If You Use Twitch for Login to Your App, You Must Validate Every Request
this has been discussed already
But for example https://streamlabs.com/, I can log in, then deactivate integration in my twitch channel settings and the session is still valid there so they for sure do not revalidate the tokens.
I’m asking because I check the token on every request to my service, so every page-load of a login-restricted page and this check slows down my page-load performance massively.
So when big services like streamlabs dont even do this, why should I bother?
Am I understanding this wrong? Users authenticate with twitch and a session is created, I dont even need the access token thereafter for any requests.

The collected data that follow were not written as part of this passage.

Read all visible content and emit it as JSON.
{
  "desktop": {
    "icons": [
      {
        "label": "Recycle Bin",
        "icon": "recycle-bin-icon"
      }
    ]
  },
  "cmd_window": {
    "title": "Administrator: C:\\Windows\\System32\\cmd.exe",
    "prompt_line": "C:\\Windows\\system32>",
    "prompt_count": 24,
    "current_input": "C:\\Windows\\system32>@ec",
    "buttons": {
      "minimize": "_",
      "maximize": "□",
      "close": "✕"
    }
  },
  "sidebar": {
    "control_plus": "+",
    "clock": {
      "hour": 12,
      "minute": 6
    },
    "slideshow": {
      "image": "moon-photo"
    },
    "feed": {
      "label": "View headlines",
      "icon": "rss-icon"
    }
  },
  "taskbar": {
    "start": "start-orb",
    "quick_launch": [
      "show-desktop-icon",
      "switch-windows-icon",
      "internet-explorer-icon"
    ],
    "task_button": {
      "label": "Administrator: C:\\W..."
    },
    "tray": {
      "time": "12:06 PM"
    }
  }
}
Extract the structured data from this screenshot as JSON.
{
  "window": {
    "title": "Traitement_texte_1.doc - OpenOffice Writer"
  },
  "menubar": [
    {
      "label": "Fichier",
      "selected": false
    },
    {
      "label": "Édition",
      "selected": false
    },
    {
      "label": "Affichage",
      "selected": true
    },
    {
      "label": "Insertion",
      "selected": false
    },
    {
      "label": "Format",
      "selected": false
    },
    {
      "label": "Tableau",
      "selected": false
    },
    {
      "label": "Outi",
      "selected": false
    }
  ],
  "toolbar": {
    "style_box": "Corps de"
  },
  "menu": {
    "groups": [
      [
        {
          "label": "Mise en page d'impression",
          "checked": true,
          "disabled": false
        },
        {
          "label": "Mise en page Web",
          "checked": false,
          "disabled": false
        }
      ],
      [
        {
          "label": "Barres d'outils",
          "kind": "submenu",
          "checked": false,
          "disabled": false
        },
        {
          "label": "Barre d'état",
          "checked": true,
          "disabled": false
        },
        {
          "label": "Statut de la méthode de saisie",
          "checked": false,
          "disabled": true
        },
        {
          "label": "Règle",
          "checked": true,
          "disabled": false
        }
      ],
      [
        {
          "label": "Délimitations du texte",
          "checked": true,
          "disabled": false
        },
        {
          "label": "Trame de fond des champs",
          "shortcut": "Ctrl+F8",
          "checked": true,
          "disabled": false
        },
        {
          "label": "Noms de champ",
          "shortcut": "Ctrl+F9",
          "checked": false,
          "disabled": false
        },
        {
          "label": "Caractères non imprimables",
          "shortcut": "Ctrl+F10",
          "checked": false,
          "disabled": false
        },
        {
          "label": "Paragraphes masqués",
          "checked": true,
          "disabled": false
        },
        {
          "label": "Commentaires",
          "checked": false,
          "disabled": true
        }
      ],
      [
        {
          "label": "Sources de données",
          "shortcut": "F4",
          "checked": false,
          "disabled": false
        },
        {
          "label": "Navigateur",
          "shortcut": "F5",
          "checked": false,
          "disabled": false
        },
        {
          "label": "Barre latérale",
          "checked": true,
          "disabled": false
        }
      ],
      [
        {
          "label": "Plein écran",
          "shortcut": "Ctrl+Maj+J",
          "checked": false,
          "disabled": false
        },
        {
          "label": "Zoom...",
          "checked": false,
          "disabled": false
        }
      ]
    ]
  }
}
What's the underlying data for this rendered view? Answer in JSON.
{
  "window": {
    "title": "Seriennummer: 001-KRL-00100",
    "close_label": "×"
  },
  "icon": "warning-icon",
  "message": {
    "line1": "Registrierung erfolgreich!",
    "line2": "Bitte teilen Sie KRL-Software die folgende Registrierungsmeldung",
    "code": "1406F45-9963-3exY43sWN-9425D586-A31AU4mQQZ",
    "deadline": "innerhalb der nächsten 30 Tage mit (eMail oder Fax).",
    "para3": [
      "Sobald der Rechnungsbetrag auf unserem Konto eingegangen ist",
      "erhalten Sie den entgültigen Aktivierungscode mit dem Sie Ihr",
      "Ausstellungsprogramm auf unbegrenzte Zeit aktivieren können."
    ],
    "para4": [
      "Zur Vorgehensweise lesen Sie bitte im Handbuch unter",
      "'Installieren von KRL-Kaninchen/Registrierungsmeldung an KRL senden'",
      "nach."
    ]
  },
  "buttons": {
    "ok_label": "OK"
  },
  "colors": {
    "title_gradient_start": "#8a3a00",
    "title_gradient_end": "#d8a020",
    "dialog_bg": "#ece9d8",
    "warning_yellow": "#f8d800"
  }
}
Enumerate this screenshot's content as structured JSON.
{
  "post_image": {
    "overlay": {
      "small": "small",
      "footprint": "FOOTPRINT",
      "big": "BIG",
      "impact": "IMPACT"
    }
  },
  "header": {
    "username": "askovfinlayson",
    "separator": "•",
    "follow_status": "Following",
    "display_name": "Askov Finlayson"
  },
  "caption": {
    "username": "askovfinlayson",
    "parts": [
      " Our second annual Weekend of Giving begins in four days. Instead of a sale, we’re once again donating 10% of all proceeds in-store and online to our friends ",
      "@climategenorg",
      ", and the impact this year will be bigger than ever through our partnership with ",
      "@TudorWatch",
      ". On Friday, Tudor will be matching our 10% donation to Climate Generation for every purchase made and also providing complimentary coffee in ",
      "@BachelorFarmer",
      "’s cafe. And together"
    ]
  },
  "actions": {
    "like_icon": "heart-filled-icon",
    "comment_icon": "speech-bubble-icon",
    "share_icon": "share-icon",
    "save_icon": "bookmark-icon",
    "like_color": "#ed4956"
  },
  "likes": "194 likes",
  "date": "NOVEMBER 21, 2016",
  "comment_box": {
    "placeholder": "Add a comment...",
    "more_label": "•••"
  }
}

As you say, the guidance is clear on what they require.
As with any API, you can do something contrary or undocumented, but don’t complain when your stuff breaks later because of it.
Thanks for the reply!
What I wanted to say is that if streamlabs does not revalidate the token on every request to their service, either
a) they are doing something contrary
or
b) they are using the api correctly without revalidating the token every time
so if its a) It would be kinda sad because even the big players dont listen to what is said in the api
if its b) I hoped to know how to use the api without constant validation requests
They are validating the token, each time a user logs in to their service is a ‘request to their service’, and the session expiration is set short enough on most sites that use Twitch for login so the user is forced to log in again (this can even been done seamlessly without user interaction as long as they haven’t revoked the app). They don’t need to validate again each time you load a different page, or some event triggers, that would be impossible.
Yes, this does leave a window where a user a can log in, and then revoke the app access and continue using the app for as long as the session hasn’t expired. But that’s why session expiration is short to minimise that window of time.